Il n'en reste pas moins que des divergences fondamentales -
sur l'affectation du site par exemple - peuvent parfois paralyser un projet.
Intégration au tissu urbain
existant
Une analyse architecturale et urbanistique des lieux est
indispensable. Une telle analyse doit s'attacher à définir les
caractéristiques qui font l'identité des lieux et de leur
environnement. Elle doit aussi réfléchir sur les liaisons,
notamment piétonnes, qui relient le nouveau quartier au reste du tissu
urbain. Au vu de l'importance stratégique des friches industrielles des
secteurs de gare, il semble que la mise en place d'un concours de projets soit
fortement recommandée. A Crêt-Taconnet, ce sont d'ailleurs les
réflexions des experts du concours pour le bâtiment de l'OFS qui
ont amorcé cette analyse, consignée ensuite dans la conception
directrice.
Gare
Nuisances ferroviaires
Les nuisances sonores qui affectent ces friches sont une
réalité; cependant, la qualité actuelle du matériel
roulant a permis de passablement les réduire. D'autre part,
l'emplacement stratégique de ces terrains contrebalance ces
désagréments pour des activités économiques. Bien
évidemment, il ne serait pas opportun de placer du logement le long des
voies; mais une bonne organisation spatiale des éléments
construits sur la friche permet de trouver des solutions. A Crêt-Taconnet
par exemple, le bâtiment HEG/CMN ainsi que la barre multifonctionnelle
feront écran entre les voies et le reste du quartier.
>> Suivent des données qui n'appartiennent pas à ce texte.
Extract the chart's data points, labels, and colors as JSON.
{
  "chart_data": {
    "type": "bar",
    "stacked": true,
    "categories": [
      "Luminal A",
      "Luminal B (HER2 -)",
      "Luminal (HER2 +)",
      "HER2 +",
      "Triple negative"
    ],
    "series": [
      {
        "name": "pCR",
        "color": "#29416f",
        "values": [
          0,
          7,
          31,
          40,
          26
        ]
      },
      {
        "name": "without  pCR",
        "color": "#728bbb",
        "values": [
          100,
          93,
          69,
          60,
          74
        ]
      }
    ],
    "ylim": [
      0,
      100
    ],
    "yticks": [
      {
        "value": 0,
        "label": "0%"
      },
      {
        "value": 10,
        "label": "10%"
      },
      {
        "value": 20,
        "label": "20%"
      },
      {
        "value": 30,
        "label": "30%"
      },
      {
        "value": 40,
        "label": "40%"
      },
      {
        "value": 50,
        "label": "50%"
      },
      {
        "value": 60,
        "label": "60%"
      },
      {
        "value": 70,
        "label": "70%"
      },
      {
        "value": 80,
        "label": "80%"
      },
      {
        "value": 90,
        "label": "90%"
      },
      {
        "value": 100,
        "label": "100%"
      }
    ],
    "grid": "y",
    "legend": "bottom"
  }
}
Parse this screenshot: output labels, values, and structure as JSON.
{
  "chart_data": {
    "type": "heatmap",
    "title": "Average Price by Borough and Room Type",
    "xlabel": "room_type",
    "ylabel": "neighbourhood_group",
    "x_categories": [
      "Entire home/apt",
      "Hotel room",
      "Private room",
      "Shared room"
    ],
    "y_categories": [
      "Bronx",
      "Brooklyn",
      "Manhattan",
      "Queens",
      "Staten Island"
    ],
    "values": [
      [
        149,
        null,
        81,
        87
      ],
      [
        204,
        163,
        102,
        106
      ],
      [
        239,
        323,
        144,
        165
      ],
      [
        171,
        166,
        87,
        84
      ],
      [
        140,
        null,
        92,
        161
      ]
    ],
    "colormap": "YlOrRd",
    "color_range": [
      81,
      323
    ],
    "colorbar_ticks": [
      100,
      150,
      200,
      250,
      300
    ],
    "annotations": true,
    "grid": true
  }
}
Imbrication d'échelles locale et
nationale
L'imbrication de ces deux échelles peut mener à
des conflits d'intérêt, puisque les friches industrielles des
secteurs de gare font l'objet d'enjeux à ces deux niveaux. La reprise de
ces friches est bénéfique aussi bien pour le développement
spatial de la Suisse que pour le développement urbain local.
En tant que noeuds d'un réseau de ville d'importance
nationale voire internationale, ces terrains, en tant que vitrine d'une ville
pour les voyageurs ferroviaires, sont les lieux privilégiés du
marketing urbain. Ils sont, dans cette optique, destinés en
priorité à devenir des centres d'affaires et des quartiers de
haut standing, ce qui rejoint l'intérêt de leurs
propriétaires, en particulier les CFF. En même temps, à une
échelle régionale et locale, ces terrains représentent
l'opportunité de créer des infrastructures de proximité,
des logements non pas seulement de luxe mais aussi à prix
modérés, ainsi que des emplois pour la population locale.
Afin de concilier ces deux objectifs et d'éviter toute
tertiairisation et/ou gentrification des secteurs de gare, une mixité
fonctionnelle et sociale, gagnante aux deux échelles, est vivement
recommandée.
Pouvoirs publics Changement
d'affectation
Des conditions légales insatisfaisantes en regard du
plan d'affectation étaient citées comme obstacle par 30% des
propriétaires de terrains industriels en friche dans l'étude
récente éditée par l'ARE (Vasla et Westermann, 2004).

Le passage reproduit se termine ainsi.